Huck and Bill

Huckleberry Finn and Bill Clinton had imperfect fathers. In the literature on such circumstances, the offspring are often said to become overachievers.

"Children of alcoholics often are pleasers," says Betty Glad, presidential scholar at the University of South Carolina. "They try to harmonize tension in the family, to bring father and mother together. They procrastinate because they are trying to please so many sides. Bill Clinton is a wonderful politician and a terrible administrator, someone who has a hard time making up his mind."

Ronald Reagan also had a troubled father, Glad notes. "But it's not enough to have a failed father; you have to have a competent mother," says Glad. For Clinton and Reagan, the mother picked up the pieces and went forward. "At one point Clinton did stand up to his father and said, 'You're not going to do that any more,'" Glad says.

Michael Rogin, University of California at Berkeley political scientist, observes that while both Reagan and Clinton showed a need to get along with everyone, "Reagan became a transforming figure, Clinton the opposite." Invited to compare Clinton and the fictional character Huck Finn, who runs away from an abusive father for the great raft journey down the Mississippi with the black runaway slave Jim, Rogin says: "Huck Finn develops an independent conscience. Huck Finn finds a place to stand. Clinton hasn't a place to stand."

This past week Random House published a new edition of Mark Twain's "Adventures of Huckleberry Finn," which includes variations found in the recently discovered handwritten manuscript. Over the eight years of its writing, the book changed: "It grew to have more emphasis on Jim's strong yearning for liberation and on Huck's gradually evolving moral integrity and his loyalty to Jim, in the face of the prevailing, socially constructed prejudices," the new edition's editor says.

Twain's social criticism can still be hard to take. But "Huck Finn" remains an American classic, implying continuing relevance. Huck eventually rejects his paternal "trash" style and, self-transformed, apologizes to Jim for indignities he'd inflicted.

For Twain the raft ride down the Mississippi (Jim proposed the raft to Huck's idea of a canoe) was a way to slice through America's psyche. It showed a sorry society, albeit rich in commerce and exhilarating.

The presidency is the Mississippi of American life today. It is the central artery of our social, political, and economic values.

Republican Bob Dole says he will campaign against Clinton on "character." References to "flip-flops" and "war record" play on observed Clinton traits. Clinton's current disciplined "presidential" mode, his better use of surrogates, may help him on the character front. But this is tactical, not transformational.

The low in Clinton's public standing came with his June 3, 1993 withdrawal of Lani Guinier, a minority woman lawyer, as his nominee for assistant attorney general for civil rights. What did that say?

I see Clinton as learning from experience.

We have a dream in America of perfection one day. Failing, we get up and move toward the promise. We shift from coast to coast and back. We pull the barge upriver so we can float down again.
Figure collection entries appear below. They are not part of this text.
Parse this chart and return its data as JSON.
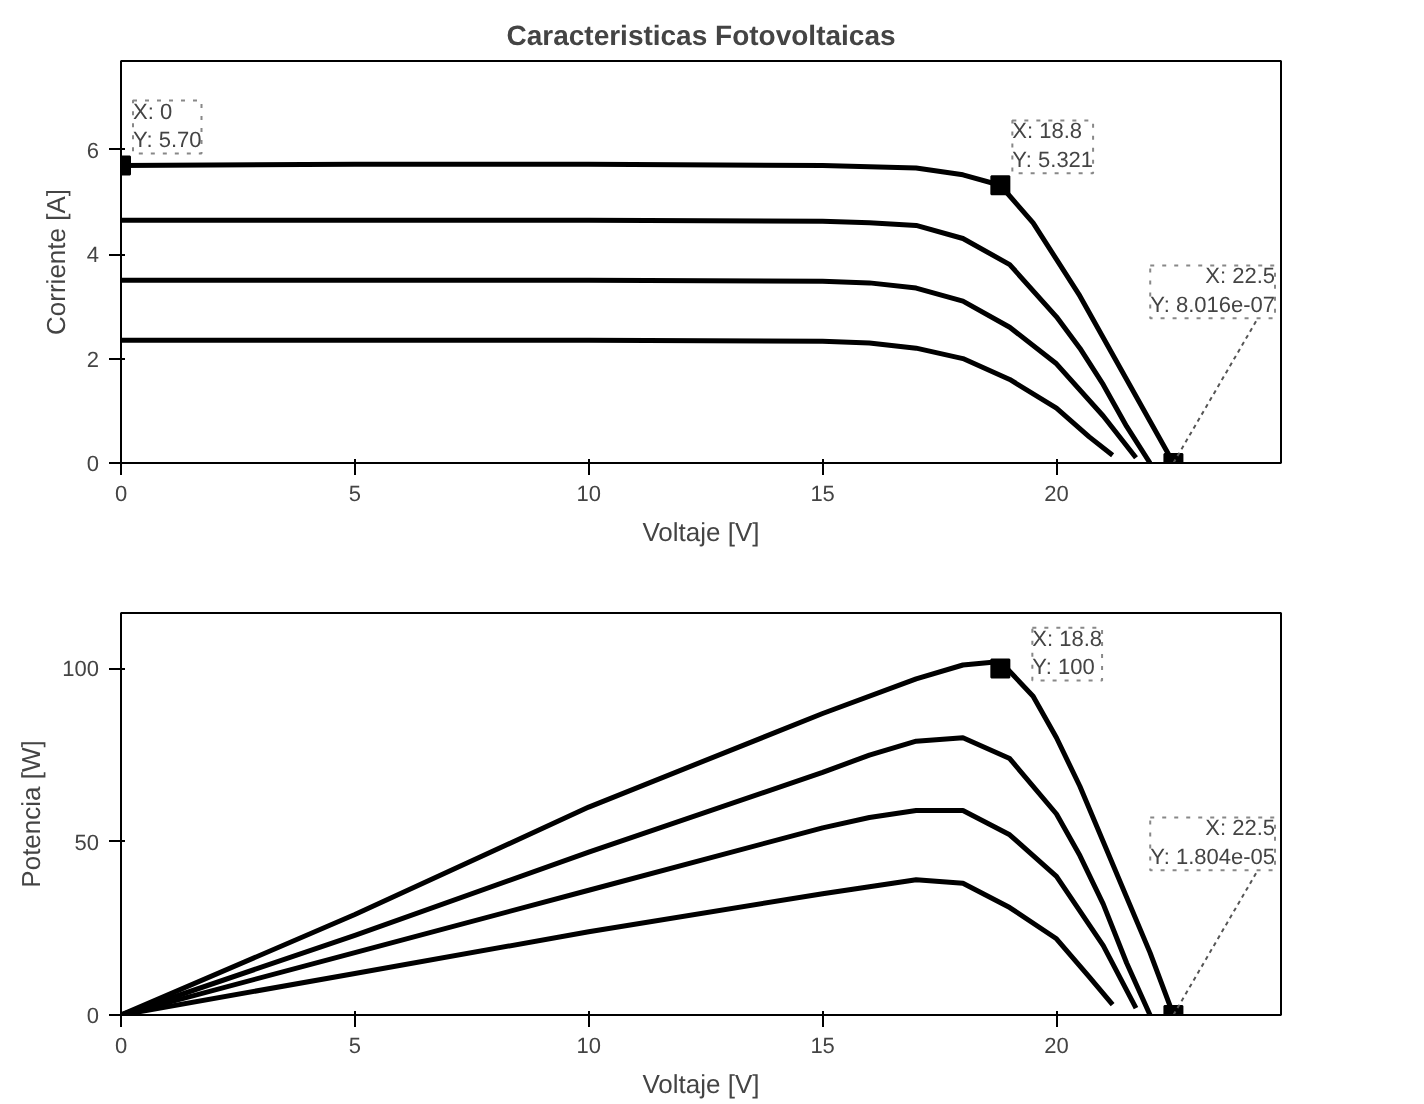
{
  "chart_data": [
    {
      "type": "line",
      "title": "Caracteristicas Fotovoltaicas",
      "xlabel": "Voltaje [V]",
      "ylabel": "Corriente [A]",
      "xlim": [
        0,
        24.8
      ],
      "ylim": [
        0,
        7.7
      ],
      "xticks": [
        0,
        5,
        10,
        15,
        20
      ],
      "yticks": [
        0,
        2,
        4,
        6
      ],
      "grid": false,
      "marker": "none",
      "line_style": "solid",
      "series": [
        {
          "color": "#000000",
          "x": [
            0,
            5,
            10,
            15,
            17,
            18,
            18.8,
            19.5,
            20,
            20.5,
            21,
            21.5,
            22,
            22.5
          ],
          "values": [
            5.7,
            5.72,
            5.72,
            5.7,
            5.65,
            5.52,
            5.32,
            4.6,
            3.9,
            3.2,
            2.4,
            1.6,
            0.8,
            0
          ]
        },
        {
          "color": "#000000",
          "x": [
            0,
            5,
            10,
            15,
            16,
            17,
            18,
            19,
            20,
            20.5,
            21,
            21.5,
            22
          ],
          "values": [
            4.65,
            4.65,
            4.65,
            4.63,
            4.6,
            4.55,
            4.3,
            3.8,
            2.8,
            2.2,
            1.5,
            0.7,
            0
          ]
        },
        {
          "color": "#000000",
          "x": [
            0,
            5,
            10,
            15,
            16,
            17,
            18,
            19,
            20,
            21,
            21.7
          ],
          "values": [
            3.5,
            3.5,
            3.5,
            3.48,
            3.45,
            3.35,
            3.1,
            2.6,
            1.9,
            0.9,
            0.1
          ]
        },
        {
          "color": "#000000",
          "x": [
            0,
            5,
            10,
            15,
            16,
            17,
            18,
            19,
            20,
            20.7,
            21.2
          ],
          "values": [
            2.35,
            2.35,
            2.35,
            2.33,
            2.3,
            2.2,
            2.0,
            1.6,
            1.05,
            0.5,
            0.15
          ]
        }
      ],
      "annotations": [
        {
          "text": "X: 0\nY: 5.70",
          "x": 0,
          "y": 5.7
        },
        {
          "text": "X: 18.8\nY: 5.321",
          "x": 18.8,
          "y": 5.321
        },
        {
          "text": "X: 22.5\nY: 8.016e-07",
          "x": 22.5,
          "y": 8.016e-07
        }
      ]
    },
    {
      "type": "line",
      "xlabel": "Voltaje [V]",
      "ylabel": "Potencia [W]",
      "xlim": [
        0,
        24.8
      ],
      "ylim": [
        0,
        116
      ],
      "xticks": [
        0,
        5,
        10,
        15,
        20
      ],
      "yticks": [
        0,
        50,
        100
      ],
      "grid": false,
      "marker": "none",
      "line_style": "solid",
      "series": [
        {
          "color": "#000000",
          "x": [
            0,
            5,
            10,
            15,
            17,
            18,
            18.8,
            19.5,
            20,
            20.5,
            21,
            21.5,
            22,
            22.5
          ],
          "values": [
            0,
            29,
            60,
            87,
            97,
            101,
            102,
            92,
            80,
            66,
            50,
            34,
            18,
            0
          ]
        },
        {
          "color": "#000000",
          "x": [
            0,
            5,
            10,
            15,
            16,
            17,
            18,
            19,
            20,
            20.5,
            21,
            21.5,
            22
          ],
          "values": [
            0,
            23,
            47,
            70,
            75,
            79,
            80,
            74,
            58,
            46,
            32,
            15,
            0
          ]
        },
        {
          "color": "#000000",
          "x": [
            0,
            5,
            10,
            15,
            16,
            17,
            18,
            19,
            20,
            21,
            21.7
          ],
          "values": [
            0,
            18,
            36,
            54,
            57,
            59,
            59,
            52,
            40,
            20,
            2
          ]
        },
        {
          "color": "#000000",
          "x": [
            0,
            5,
            10,
            15,
            16,
            17,
            18,
            19,
            20,
            20.7,
            21.2
          ],
          "values": [
            0,
            12,
            24,
            35,
            37,
            39,
            38,
            31,
            22,
            11,
            3
          ]
        }
      ],
      "annotations": [
        {
          "text": "X: 18.8\nY: 100",
          "x": 18.8,
          "y": 100
        },
        {
          "text": "X: 22.5\nY: 1.804e-05",
          "x": 22.5,
          "y": 1.804e-05
        }
      ]
    }
  ]
}
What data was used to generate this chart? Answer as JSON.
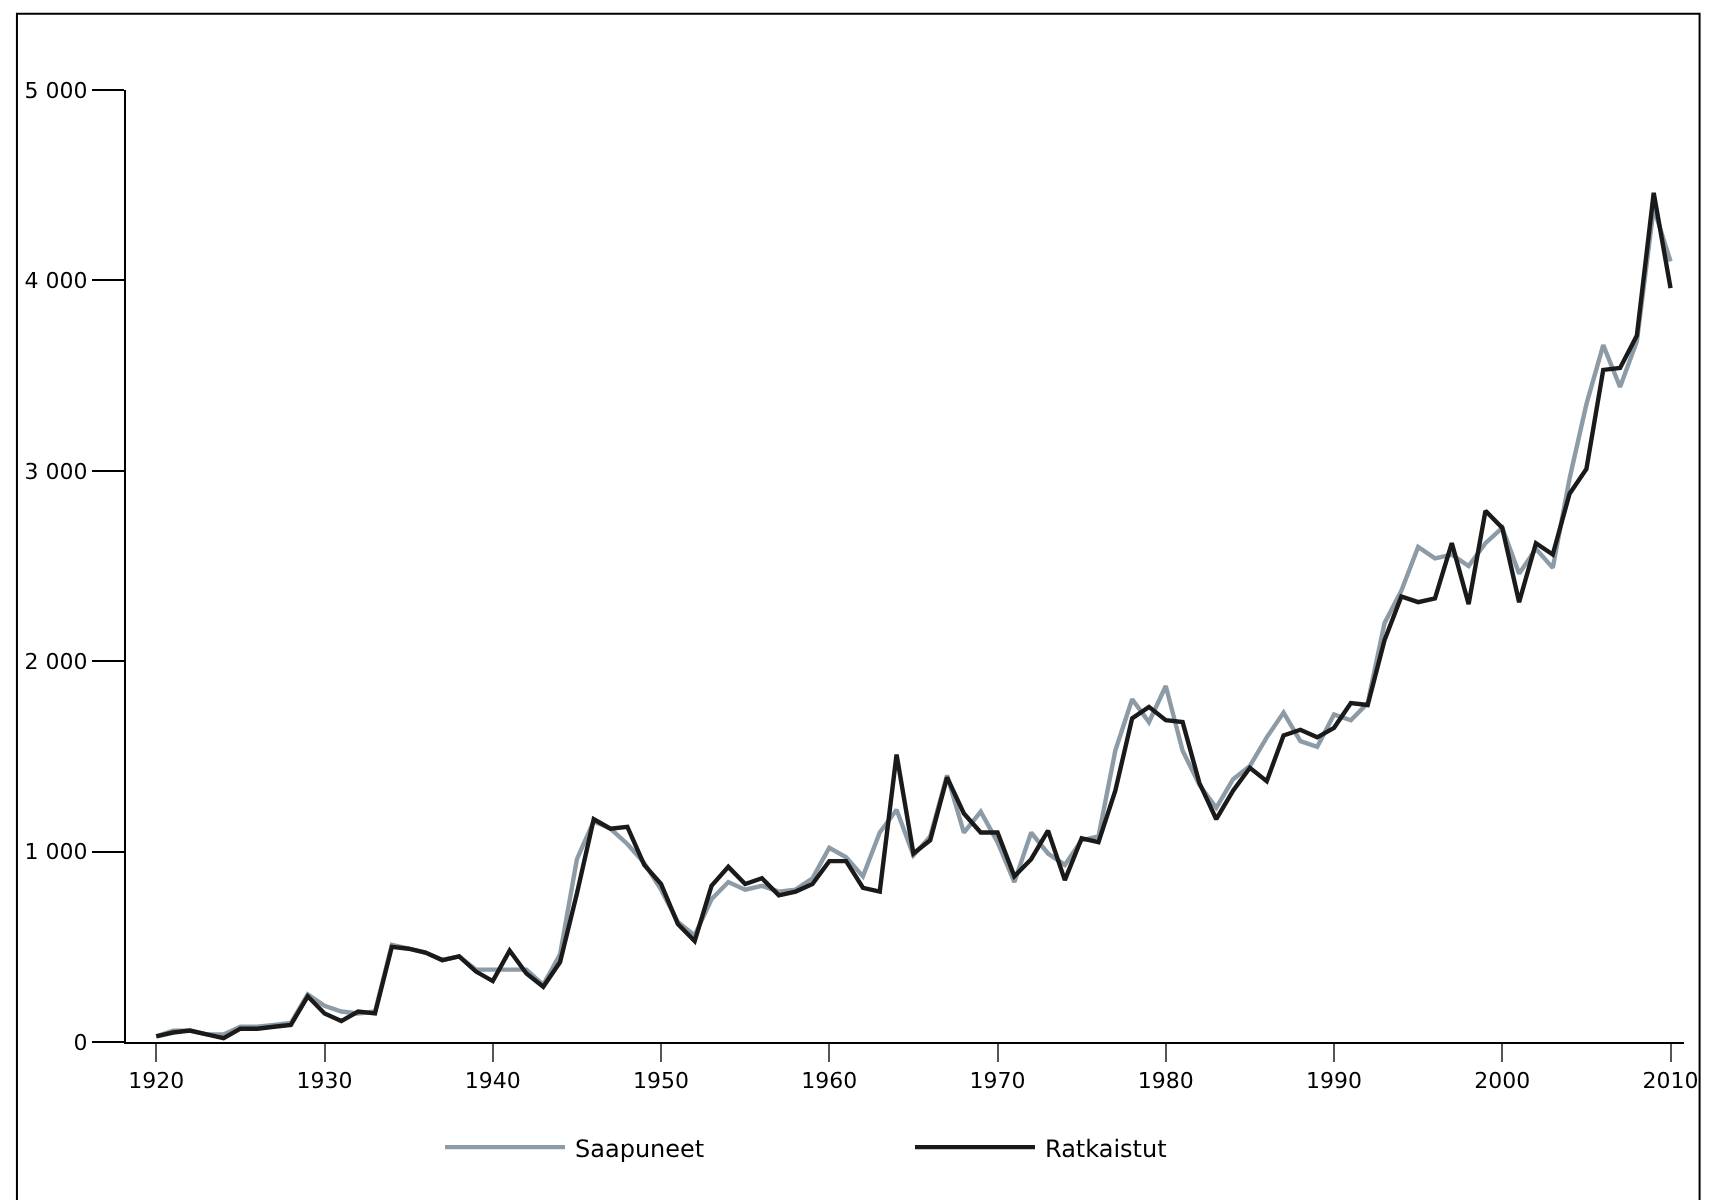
{
  "chart_data": {
    "type": "line",
    "x": [
      1920,
      1921,
      1922,
      1923,
      1924,
      1925,
      1926,
      1927,
      1928,
      1929,
      1930,
      1931,
      1932,
      1933,
      1934,
      1935,
      1936,
      1937,
      1938,
      1939,
      1940,
      1941,
      1942,
      1943,
      1944,
      1945,
      1946,
      1947,
      1948,
      1949,
      1950,
      1951,
      1952,
      1953,
      1954,
      1955,
      1956,
      1957,
      1958,
      1959,
      1960,
      1961,
      1962,
      1963,
      1964,
      1965,
      1966,
      1967,
      1968,
      1969,
      1970,
      1971,
      1972,
      1973,
      1974,
      1975,
      1976,
      1977,
      1978,
      1979,
      1980,
      1981,
      1982,
      1983,
      1984,
      1985,
      1986,
      1987,
      1988,
      1989,
      1990,
      1991,
      1992,
      1993,
      1994,
      1995,
      1996,
      1997,
      1998,
      1999,
      2000,
      2001,
      2002,
      2003,
      2004,
      2005,
      2006,
      2007,
      2008,
      2009,
      2010
    ],
    "series": [
      {
        "name": "Saapuneet",
        "color": "#8c9ba6",
        "values": [
          30,
          60,
          60,
          40,
          40,
          80,
          80,
          90,
          100,
          250,
          190,
          160,
          150,
          160,
          510,
          490,
          470,
          430,
          450,
          380,
          380,
          380,
          380,
          300,
          460,
          960,
          1160,
          1120,
          1040,
          940,
          800,
          630,
          560,
          750,
          840,
          800,
          820,
          790,
          800,
          860,
          1020,
          970,
          870,
          1100,
          1220,
          980,
          1080,
          1400,
          1100,
          1210,
          1050,
          840,
          1100,
          990,
          930,
          1060,
          1080,
          1530,
          1800,
          1680,
          1870,
          1530,
          1350,
          1230,
          1380,
          1450,
          1600,
          1730,
          1580,
          1550,
          1720,
          1690,
          1780,
          2200,
          2370,
          2600,
          2540,
          2560,
          2500,
          2620,
          2700,
          2460,
          2590,
          2490,
          2960,
          3350,
          3660,
          3440,
          3680,
          4380,
          4100
        ]
      },
      {
        "name": "Ratkaistut",
        "color": "#1a1a1a",
        "values": [
          30,
          50,
          60,
          40,
          20,
          70,
          70,
          80,
          90,
          240,
          150,
          110,
          160,
          150,
          500,
          490,
          470,
          430,
          450,
          370,
          320,
          480,
          360,
          290,
          420,
          780,
          1170,
          1120,
          1130,
          930,
          830,
          620,
          530,
          820,
          920,
          830,
          860,
          770,
          790,
          830,
          950,
          950,
          810,
          790,
          1510,
          990,
          1060,
          1390,
          1200,
          1100,
          1100,
          870,
          960,
          1110,
          850,
          1070,
          1050,
          1320,
          1700,
          1760,
          1690,
          1680,
          1360,
          1170,
          1320,
          1440,
          1370,
          1610,
          1640,
          1600,
          1650,
          1780,
          1770,
          2110,
          2340,
          2310,
          2330,
          2620,
          2300,
          2790,
          2700,
          2310,
          2620,
          2560,
          2880,
          3010,
          3530,
          3540,
          3710,
          4460,
          3960
        ]
      }
    ],
    "xlim": [
      1918.2,
      2010.8
    ],
    "xticks": [
      1920,
      1930,
      1940,
      1950,
      1960,
      1970,
      1980,
      1990,
      2000,
      2010
    ],
    "ylim": [
      0,
      5000
    ],
    "yticks": [
      {
        "value": 0,
        "label": "0"
      },
      {
        "value": 1000,
        "label": "1 000"
      },
      {
        "value": 2000,
        "label": "2 000"
      },
      {
        "value": 3000,
        "label": "3 000"
      },
      {
        "value": 4000,
        "label": "4 000"
      },
      {
        "value": 5000,
        "label": "5 000"
      }
    ],
    "legend": "bottom",
    "marker": "none",
    "line_style": "solid"
  }
}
Boyhoods are no excuse. We're committed to a perpetual river-running until we transform what needs transforming. Maybe our imperfect fathers left us with abusive ways - Vietnam yesterday, prisons for minorities today. (Perfect fathers, it can be argued, also leave us much to overcome.) Great leaders transform in themselves what we all need to transform. That's a lot to ask even of a president. But we'll run another one down the river every four years until we all get it right.